Comment est apparue la fameuse pénalty-touche sur laquelle l’amoureux du rugby ne voit jamais le ballon.

 C’est lors de la saison 1997-1998 que cette technique est apparue.
En 1992, l’IRB a introduit dans les règles du jeu une « exception » concernant la touche et le coup de pied de pénalité. Cette exception  dit : « Quand un ballon est botté en touche à la suite d’un coup de pied de pénalité, l’équipe ayant donné le coup de pied de pénalité bénéficiera du lancer du ballon lors de la remise en jeu. » Dans un autre document j’expliquerai la stupidité de cette règle.
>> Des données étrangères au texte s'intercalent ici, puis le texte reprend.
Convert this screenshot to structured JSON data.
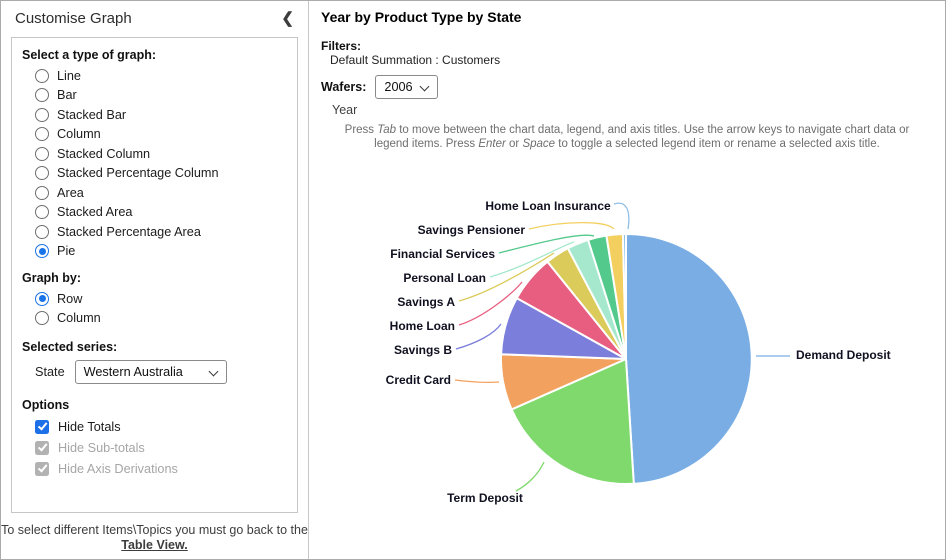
{
  "sidebar": {
    "title": "Customise Graph",
    "graph_type_label": "Select a type of graph:",
    "graph_types": [
      {
        "label": "Line",
        "selected": false
      },
      {
        "label": "Bar",
        "selected": false
      },
      {
        "label": "Stacked Bar",
        "selected": false
      },
      {
        "label": "Column",
        "selected": false
      },
      {
        "label": "Stacked Column",
        "selected": false
      },
      {
        "label": "Stacked Percentage Column",
        "selected": false
      },
      {
        "label": "Area",
        "selected": false
      },
      {
        "label": "Stacked Area",
        "selected": false
      },
      {
        "label": "Stacked Percentage Area",
        "selected": false
      },
      {
        "label": "Pie",
        "selected": true
      }
    ],
    "graph_by_label": "Graph by:",
    "graph_by": [
      {
        "label": "Row",
        "selected": true
      },
      {
        "label": "Column",
        "selected": false
      }
    ],
    "selected_series_label": "Selected series:",
    "series_field_label": "State",
    "series_value": "Western Australia",
    "options_label": "Options",
    "options": [
      {
        "label": "Hide Totals",
        "checked": true,
        "disabled": false
      },
      {
        "label": "Hide Sub-totals",
        "checked": true,
        "disabled": true
      },
      {
        "label": "Hide Axis Derivations",
        "checked": true,
        "disabled": true
      }
    ],
    "footer_text": "To select different Items\\Topics you must go back to the",
    "footer_link": "Table View."
  },
  "main": {
    "title": "Year by Product Type by State",
    "filters_label": "Filters:",
    "filters_value": "Default Summation : Customers",
    "wafers_label": "Wafers:",
    "wafers_value": "2006",
    "wafer_axis_label": "Year",
    "help_segments": [
      {
        "text": "Press "
      },
      {
        "text": "Tab",
        "italic": true
      },
      {
        "text": " to move between the chart data, legend, and axis titles. Use the arrow keys to navigate chart data or legend items. Press "
      },
      {
        "text": "Enter",
        "italic": true
      },
      {
        "text": " or "
      },
      {
        "text": "Space",
        "italic": true
      },
      {
        "text": " to toggle a selected legend item or rename a selected axis title."
      }
    ]
  },
  "chart_data": {
    "type": "pie",
    "title": "Year by Product Type by State",
    "wafer": "2006",
    "legend_position": "callout-labels",
    "start_angle_deg": 0,
    "direction": "clockwise",
    "slices": [
      {
        "label": "Demand Deposit",
        "value": 49.0,
        "color": "#79ADE4"
      },
      {
        "label": "Term Deposit",
        "value": 19.4,
        "color": "#7FD96D"
      },
      {
        "label": "Credit Card",
        "value": 7.2,
        "color": "#F2A25E"
      },
      {
        "label": "Savings B",
        "value": 7.5,
        "color": "#7B7EDB"
      },
      {
        "label": "Home Loan",
        "value": 6.1,
        "color": "#E85E80"
      },
      {
        "label": "Savings A",
        "value": 3.1,
        "color": "#DBCB5A"
      },
      {
        "label": "Personal Loan",
        "value": 2.8,
        "color": "#A5E8CD"
      },
      {
        "label": "Financial Services",
        "value": 2.4,
        "color": "#54C98C"
      },
      {
        "label": "Savings Pensioner",
        "value": 2.1,
        "color": "#F3CF5F"
      },
      {
        "label": "Home Loan Insurance",
        "value": 0.4,
        "color": "#8FBFE8"
      }
    ]
  }
}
En 1996, l’IRB a légalisé le lifting en touche ce qui assure la conquête à 98% pour l’équipe qui lance.

Lors de la saison 1997-1998 Nick Mallet, entraîneur de l’Afrique du Sud, a réalisé la conjonction de cette règle et de celle de 1992 donnant ainsi naissance à la fameuse pénalty-touche.

En 1996 l’IRB a aussi introduit une très bonne règle demandant, lors d’un coup de pied de pénalité joué rapidement, à ce que les joueurs de l’équipe défendant  se replient à 10 mètres avant de pouvoir intervenir dans le jeu. Lors de la saison 1996-19997 il y eut de nombreux coups de pied de pénalité joués rapidement. Malheureusement depuis la découverte de Nick Mallet très peu de coups de pied de pénalité sont joués rapidement, les équipes préférant botter en touche pour mettre en place la fameuse pénalty- touche.

Prenons conscience que pour certaines équipes 60% de leurs essais sont marqués à partir de cette technique de jeu où le spectateur ne voit pas le ballon et sur laquelle l’équipe défendant a énormément de mal à intervenir légalement.

Dans un prochain document, j’expliquerai que je ne suis pas contre la penalty-touche dés lors qu’elle est obtenue par le jeu et non par la conjonction de deux règles dont l’une est stupide par rapport à l’esprit des règles car ne reposant ni sur la sécurité, ni sur la continuité et ni sur l’équité.